Di tengah kehangatan diplomasi dalam pertemuan negara, ada momen kecil yang tidak direkam dalam naskah protokol.
Setelah sesi foto grup di ruang kredensial, Istana Merdeka, Presiden Prancis Emmanuel Macron dengan presiden Republik Indonesia Prabowo Subianto melangkah ke Ruang Jepara.
Cahaya kuning lampu kristal di ruangan menari lembut di dinding putih ruangan. Di satu sisi ruangan, tergantung pada lukisan Bung Karno – proklaimer, putra Dawn – dalam gaun berwarna -warni yang tampaknya masih menjaga gema “Merdeka!”

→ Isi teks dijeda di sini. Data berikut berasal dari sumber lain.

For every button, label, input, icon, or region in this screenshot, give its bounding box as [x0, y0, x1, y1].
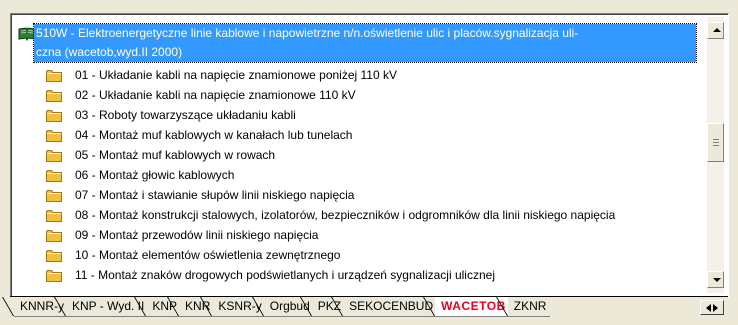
scroll-thumb[interactable] — [707, 123, 724, 162]
folder-icon — [46, 170, 62, 182]
folder-icon — [46, 110, 62, 122]
arrow-right-icon[interactable] — [713, 304, 718, 312]
arrow-up-icon — [713, 28, 721, 32]
catalog-tab-strip: KNNR-y KNP - Wyd. II KNP KNR KSNR-y Orgbud PKZ… — [10, 296, 728, 319]
tab-knp[interactable]: KNP — [146, 297, 182, 317]
tree-node[interactable]: 01 - Układanie kabli na napięcie znamion… — [46, 65, 696, 85]
tree-node[interactable]: 07 - Montaż i stawianie słupów linii nis… — [46, 185, 696, 205]
scroll-down-button[interactable] — [707, 271, 724, 288]
scroll-up-button[interactable] — [707, 22, 724, 39]
folder-icon — [46, 130, 62, 142]
tree-node[interactable]: 11 - Montaż znaków drogowych podświetlan… — [46, 265, 696, 285]
arrow-left-icon[interactable] — [706, 304, 711, 312]
catalog-tree[interactable]: 510W - Elektroenergetyczne linie kablowe… — [14, 17, 704, 293]
folder-icon — [46, 150, 62, 162]
tree-node-label: 07 - Montaż i stawianie słupów linii nis… — [75, 188, 355, 202]
tree-node[interactable]: 06 - Montaż głowic kablowych — [46, 165, 696, 185]
tree-node[interactable]: 05 - Montaż muf kablowych w rowach — [46, 145, 696, 165]
tree-node[interactable]: 09 - Montaż przewodów linii niskiego nap… — [46, 225, 696, 245]
tree-node-label: 02 - Układanie kabli na napięcie znamion… — [75, 88, 356, 102]
vertical-scrollbar[interactable] — [707, 17, 724, 293]
folder-icon — [46, 70, 62, 82]
folder-icon — [46, 270, 62, 282]
tab-zknr[interactable]: ZKNR — [507, 297, 551, 317]
grip-line-icon — [713, 145, 719, 146]
tree-node[interactable]: 02 - Układanie kabli na napięcie znamion… — [46, 85, 696, 105]
folder-icon — [46, 250, 62, 262]
root-label-line-2: czna (wacetob,wyd.II 2000) — [36, 45, 183, 59]
folder-icon — [46, 190, 62, 202]
tree-node[interactable]: 04 - Montaż muf kablowych w kanałach lub… — [46, 125, 696, 145]
tree-node-label: 01 - Układanie kabli na napięcie znamion… — [75, 68, 397, 82]
tree-node-label: 08 - Montaż konstrukcji stalowych, izola… — [75, 208, 616, 222]
tree-node-label: 09 - Montaż przewodów linii niskiego nap… — [75, 228, 319, 242]
folder-icon — [46, 90, 62, 102]
tree-node-label: 06 - Montaż głowic kablowych — [75, 168, 235, 182]
arrow-down-icon — [713, 278, 721, 282]
tree-node[interactable]: 03 - Roboty towarzyszące układaniu kabli — [46, 105, 696, 125]
tree-node-label: 11 - Montaż znaków drogowych podświetlan… — [75, 268, 495, 282]
folder-icon — [46, 210, 62, 222]
tree-node[interactable]: 10 - Montaż elementów oświetlenia zewnęt… — [46, 245, 696, 265]
tab-sekocenbud[interactable]: SEKOCENBUD — [343, 297, 438, 317]
folder-icon — [46, 230, 62, 242]
tree-node-label: 10 - Montaż elementów oświetlenia zewnęt… — [75, 248, 341, 262]
tree-root-label[interactable]: 510W - Elektroenergetyczne linie kablowe… — [33, 23, 697, 63]
grip-line-icon — [713, 142, 719, 143]
tree-node-label: 05 - Montaż muf kablowych w rowach — [75, 148, 276, 162]
root-label-line-1: 510W - Elektroenergetyczne linie kablowe… — [36, 26, 579, 40]
tree-node-label: 04 - Montaż muf kablowych w kanałach lub… — [75, 128, 353, 142]
tab-scroll-buttons[interactable] — [700, 300, 724, 315]
tree-node-label: 03 - Roboty towarzyszące układaniu kabli — [75, 108, 296, 122]
grip-line-icon — [713, 139, 719, 140]
tree-node[interactable]: 08 - Montaż konstrukcji stalowych, izola… — [46, 205, 696, 225]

Presiden Macron berhenti sejenak. Tatapannya tertuju pada lukisan itu. Dengan nada aneh yang dilapisi dengan kekaguman, dia bertanya kepada kepala negara yang menemaninya ketika dia akan bertemu tete.
"Ini milikmu?" Macron bertanya, menunjuk ke lukisan itu.

Prabowo juga menjawab dengan nada penuh kebanggaan.
"Presiden pertama saya, presiden pertama Indonesia. Presiden Soekarno," dia menjawab.
Macron mengangguk. Ada penghargaan di matanya. Kemudian kalimat pendek, lalu meluncur dari bibirnya.
"Ya, kehormatan besar untuk melihat itu (suatu kehormatan bisa melihatnya)," Selamat datang Macron.
Di belakang percakapan singkat, seolah -olah sejarah dua negara bertemu dalam keheningan. Lukisan itu tidak berbicara, tetapi dia menyimpan cerita itu. Tentang seorang pria dengan topi topi hitam, dengan mata tajam dan mimpi besar tentang kebebasan.